Safety boots are the protection of the worker’s feet. In addition to the safety against impact provided by the presence of a toe cap required standard, safety boots provide protection against various risks that are specific to the worker’s environment.
Mechanical risks are shocks, jamming, crushing, perforations, punctures, cuts…
These different risks are very common in most trades. For example, the risk of falling objects and perforation is very present on construction sites. The risks of being caught or crushed are very common in the transport and logistics sectors.
To mitigate these risks, safety boots are systematically fitted with a protective toe cap that resists a shock of 200 joules and crushing at a compressive force of 1500 daN. Note that additional protection can be added to work boots.
For example, over-protection of the metatarsals or protection of the malleoli for lateral impacts on these small, protruding, and very painful bones.
Regarding the risk of perforation, most work boots are nowadays equipped with an anti-puncture sole.
Concerning the risk of cuts and other mechanical damage to the shoe, work boots can be made of very abrasion-resistant materials such as leather, microfiber, or very strong textiles.
Electrical risks include protection against electrostatic discharges.
When we are in motion, our body accumulates static electricity which discharges on any foreign body we come in contact with. These small electrostatic discharges are often very small, but they can still cause damage, such as damage to electrical components or trigger a fire or explosion in the most hazardous environments.
In the EN ISO 20345 standard, the additional requirement “A” certifies that the work boots is “Anti Static”, i.e. that it has an electrical resistance of between 0.1 and 1000 MΩ.
Be careful though: having an A (Antistatic) standard shoe does not mean that the worker can operate in explosive areas . There are several levels of protection against the risk of electrostatic discharges.
The ESD (Electro Static Discharge) certification, which is not part of the EN ISO 20345 standard, is more precise and demanding. It certifies that the work boots have an electrical resistance between 0.1 and 100 MΩ (instead of 0.1 and 1000 MΩ for requirement A).
For ATEX environments that present life-threatening risks, the entire environment of which the footwear is a part must be certified by an accredited and notified body such as INERIS.
What about electricians?
Be careful not to think that Antistatic or ESD shoes are “special electricians” shoes.
For people who work with low voltage electricity, there are insulating boots or shoes that do not transmit electricity to the ground.
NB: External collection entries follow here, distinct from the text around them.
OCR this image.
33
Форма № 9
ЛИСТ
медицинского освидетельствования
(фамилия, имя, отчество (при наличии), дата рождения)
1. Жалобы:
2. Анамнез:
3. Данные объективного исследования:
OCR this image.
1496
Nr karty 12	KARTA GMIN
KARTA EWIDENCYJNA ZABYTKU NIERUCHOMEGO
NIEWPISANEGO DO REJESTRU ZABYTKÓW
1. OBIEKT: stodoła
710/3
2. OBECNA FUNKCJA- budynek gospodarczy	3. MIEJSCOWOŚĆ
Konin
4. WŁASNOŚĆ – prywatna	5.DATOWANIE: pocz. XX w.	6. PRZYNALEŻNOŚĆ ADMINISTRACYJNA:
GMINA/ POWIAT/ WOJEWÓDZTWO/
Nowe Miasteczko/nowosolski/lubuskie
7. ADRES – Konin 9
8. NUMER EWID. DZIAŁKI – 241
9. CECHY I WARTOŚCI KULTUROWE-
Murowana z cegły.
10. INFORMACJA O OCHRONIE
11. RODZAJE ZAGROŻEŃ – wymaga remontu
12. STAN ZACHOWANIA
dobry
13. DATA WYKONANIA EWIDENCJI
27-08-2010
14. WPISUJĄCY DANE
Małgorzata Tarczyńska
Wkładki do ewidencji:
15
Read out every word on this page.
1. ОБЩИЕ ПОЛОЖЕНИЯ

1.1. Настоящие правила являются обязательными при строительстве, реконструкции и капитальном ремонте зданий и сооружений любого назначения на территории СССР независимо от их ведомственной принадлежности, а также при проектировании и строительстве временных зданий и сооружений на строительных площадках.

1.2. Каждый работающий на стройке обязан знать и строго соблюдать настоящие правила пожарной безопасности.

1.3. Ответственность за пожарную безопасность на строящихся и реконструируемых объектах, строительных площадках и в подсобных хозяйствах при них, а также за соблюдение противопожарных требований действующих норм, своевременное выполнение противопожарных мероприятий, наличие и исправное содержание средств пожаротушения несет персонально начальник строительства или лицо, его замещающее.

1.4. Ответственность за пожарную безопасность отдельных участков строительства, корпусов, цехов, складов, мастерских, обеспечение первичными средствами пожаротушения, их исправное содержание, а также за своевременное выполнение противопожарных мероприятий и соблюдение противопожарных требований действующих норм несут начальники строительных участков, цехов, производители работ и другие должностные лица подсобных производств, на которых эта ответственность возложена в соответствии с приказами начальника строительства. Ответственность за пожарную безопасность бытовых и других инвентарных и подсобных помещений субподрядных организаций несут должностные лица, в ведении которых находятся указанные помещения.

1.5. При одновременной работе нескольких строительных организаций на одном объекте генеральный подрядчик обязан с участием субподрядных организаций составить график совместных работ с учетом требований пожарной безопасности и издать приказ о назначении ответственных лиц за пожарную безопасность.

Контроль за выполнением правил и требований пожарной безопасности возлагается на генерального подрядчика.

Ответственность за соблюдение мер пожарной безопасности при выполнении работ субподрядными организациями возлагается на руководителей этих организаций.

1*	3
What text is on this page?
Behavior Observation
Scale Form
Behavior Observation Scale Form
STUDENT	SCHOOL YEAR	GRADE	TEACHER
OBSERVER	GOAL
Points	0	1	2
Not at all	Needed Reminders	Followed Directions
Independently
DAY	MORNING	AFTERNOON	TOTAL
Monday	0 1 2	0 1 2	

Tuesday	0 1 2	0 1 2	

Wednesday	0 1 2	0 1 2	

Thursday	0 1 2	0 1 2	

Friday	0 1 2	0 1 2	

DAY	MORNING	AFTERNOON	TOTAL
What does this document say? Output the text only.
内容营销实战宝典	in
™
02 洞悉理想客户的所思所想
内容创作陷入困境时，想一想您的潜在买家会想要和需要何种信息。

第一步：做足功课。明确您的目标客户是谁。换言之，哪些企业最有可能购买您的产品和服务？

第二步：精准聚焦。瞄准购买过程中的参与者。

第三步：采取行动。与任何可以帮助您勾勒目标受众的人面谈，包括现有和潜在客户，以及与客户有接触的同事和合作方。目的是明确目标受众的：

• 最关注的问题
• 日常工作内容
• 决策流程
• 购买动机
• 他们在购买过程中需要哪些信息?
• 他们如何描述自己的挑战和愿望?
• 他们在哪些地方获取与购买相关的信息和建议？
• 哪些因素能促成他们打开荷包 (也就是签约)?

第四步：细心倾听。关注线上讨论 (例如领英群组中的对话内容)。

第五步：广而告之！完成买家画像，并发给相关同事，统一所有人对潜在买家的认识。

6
As for an ATEX environment, the shoe is not everything: there is no point in having an insulating shoe if you put your knee on the ground.
Thermal hazards are cold and heat rises, contact heat, molten metal projections, fire, etc.
Safety boots can protect against the cold thanks to thick leathers or fur or Thinsulate linings. The risks of cold are present during the winter season in particular.
In case of low temperatures, it is also important to choose a work boot that is resistant to moisture penetration (WRU and/or WR). Wet feet increase the feeling of cold feet. A CI standard work boots provide protection against the ingress of cold into the shoe.
Heat resistance is mainly achieved through the sole with materials such as rubber that resist heat by contact with hot floors. We speak of HRO work boots. The HRO requirement certifies that the outsole of the work boots is resistant to contact heat of 300°C.
As for the resistance to heat rising in the shoe, it is the HI requirement that attests to this.
Some leathers are also resistant to molten metal splashes and other materials are flame retardant, i.e. treated so as not to spread the fire.
Risks related to moving action
The risks associated with a moving action are slips and false movements leading to falls and injuries.
The most common risk remains the risk of slipping, which causes falls on the same level or twists. Here, a suitable anti-slip shoe can be useful. It is necessary to analyze the soil to recommend the appropriate crampon and opt for nitrile rubber, which is the most adherent material on smooth ground.
The risk of slipping is regulated by the EN ISO 20345 standard under the SRA, SRB, and SRC requirements. The SRA concerns the slip resistance on the ceramic floor and the SRB on the steel floor. The SRC is obtained by validating the two requirements SRA and SRB.
Another common injury is twisting your ankle while walking on an obstacle. Here, you should choose work boots with high heels that will provide better ankle support.
Chemical risks are related to corrosive, toxic or irritating dust and liquids.
The materials used in safety boots must meet certain resistance requirements, such as resistance to abrasion. Although each liquid is different and must be tested, materials such as leather and microfiber provide sufficient protection against certain corrosive chemicals.
The soles of work boots can also be designed to resist hydrocarbons (FO requirement).
A work boots is put on to protect. Any discomfort generated by the work boots will create risks for the person. With bad equipment, plantar hyper solicitations are likely to appear.
The foot being the base of the human body, these problems at the base localized in the feet, go up all the locomotor chain and come to impact the overlying parts (ankles, knees, hips, spine…) leaving appearing on the long term of muscular and articular pains provoking TMS (Musculoskeletal disorders) and lumbago.